My test cases (after many false starts) became:
- Run a container with a fresh install of Diamond (not the Metricly fork) with only the default collectors and the archive handler (vanilla/ in the test repo)
- Run a container with a fresh install of Diamond with the Metricly handler and only the default collectors (vanilla-handler/ in the test repo)
- Run a container with a fresh install of diamond, the Metricly handler, and the Metricly Docker collector (docker/ in the test repo)
- Run a Docker container generator (similar to my simple while loop above) which would generate ephemeral containers for collection by the Docker collector (docker-generator/ in the test repo)
I let these containers run over the weekend and when I came back I analyzed the results. Lo and behold I saw what could be a leak in the last case with both the Metricly handler and the Docker collector using the regular Diamond project as a base. Finally, a lead: the combination of the handler and Docker collector is causing issues.
Client Library Breakthrough
Through all this testing I was not working alone. Multiple other engineers and support engineers helped brainstorm theories about what could be happening. One engineer noted that the Metricly handler really doesn’t do much except package up samples and send them to our Metricly Python client library. He mentioned that there had been issues with this library before, so we decided it was a good place to start digging into again.
Our Python client library has a handy example script for testing. The best part is that it’s a small, terminating script which means we could break out Pympler again to track memory usage – a far smaller test case than the entire Diamond project. I wrote a small test script from the example file and ran it to get the following output.
On each loop, after clearing the element samples, we have a single string leaking. Digging in we find that there is an array of distinct metrics in netuitive/client.py which is never cleared. There’s our leak. The more distinct metrics collected, the faster the leak.
Wait, wasn’t this our original theory? Didn’t we test this already?
The sad fact is that our earlier test glazed over some subtle details which we only realized at the end:
- The default collection interval for the Docker agent is 60 seconds meaning our original test created many containers which lived and died inside the collection interval, so the Docker collector never saw them, never created distinct metrics for them, and therefore never leaked their metrics.
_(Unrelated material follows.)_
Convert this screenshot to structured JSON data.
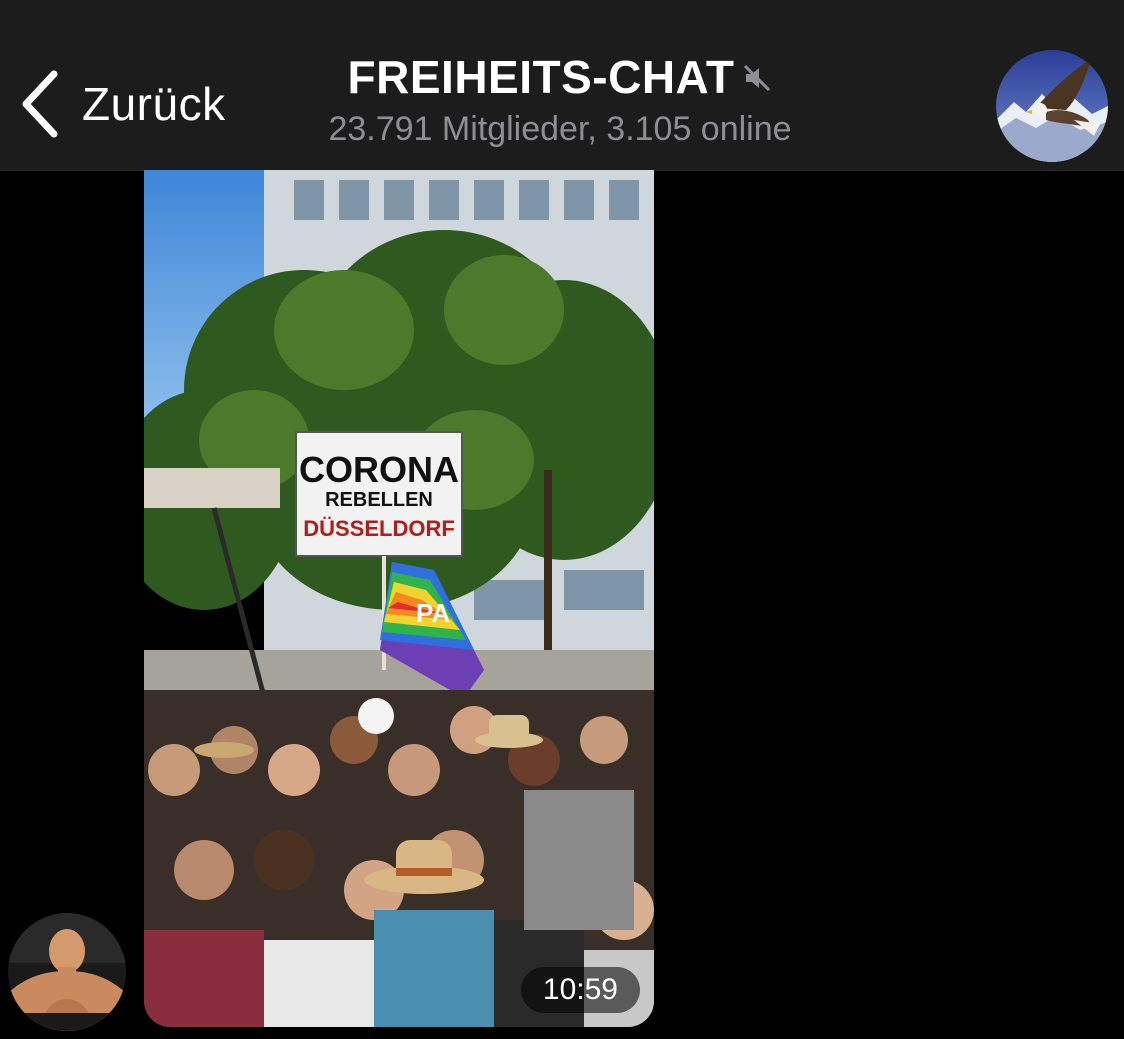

- The leak was, as originally reported, extremely slow. I thought my rapid creation of Docker containers would greatly accelerate the leak (making it fast enough to notice within a couple hours), but in fact it would have taken much longer to see a leak large enough to stand out from the normal memory volatility of a collecting agent.
- It’s just very tough to confirm a Linux memory leak looking from the outside in. A project as large Diamond means memory usage will be fluctuating too much during normal usage to confirm or deny a leak.
Once again, hindsight is 20/20. I made a branch removing the metric array and kicked off another two overnight tests: one with the modified-agent in the test repo, and another with the regular Docker agent in the test repo, to compare their performance. The test results were pretty clear.
I created a PR to the client library, built a release candidate agent, tested one more time overnight with the new agent (agent-rc/ in the test repo), and confirmed the same results. A patched Linux agent and Docker agent went out the next day. Memory leak solved.
As frustrating as this whole endeavor was (especially having come full circle when identifying the root cause), we were able to learn a lot about Python, the Diamond project, and debugging Linux memory leaks. Much of what we learned is translatable to other languages if we run into other leaks. It was also interesting to work on a bug which was entirely performance based instead of the normal broken functionality bugs. It gives the phrase “test case” a whole new meaning. One feeling which didn’t change throughout this whole process, however, is how much I dislike memory leaks.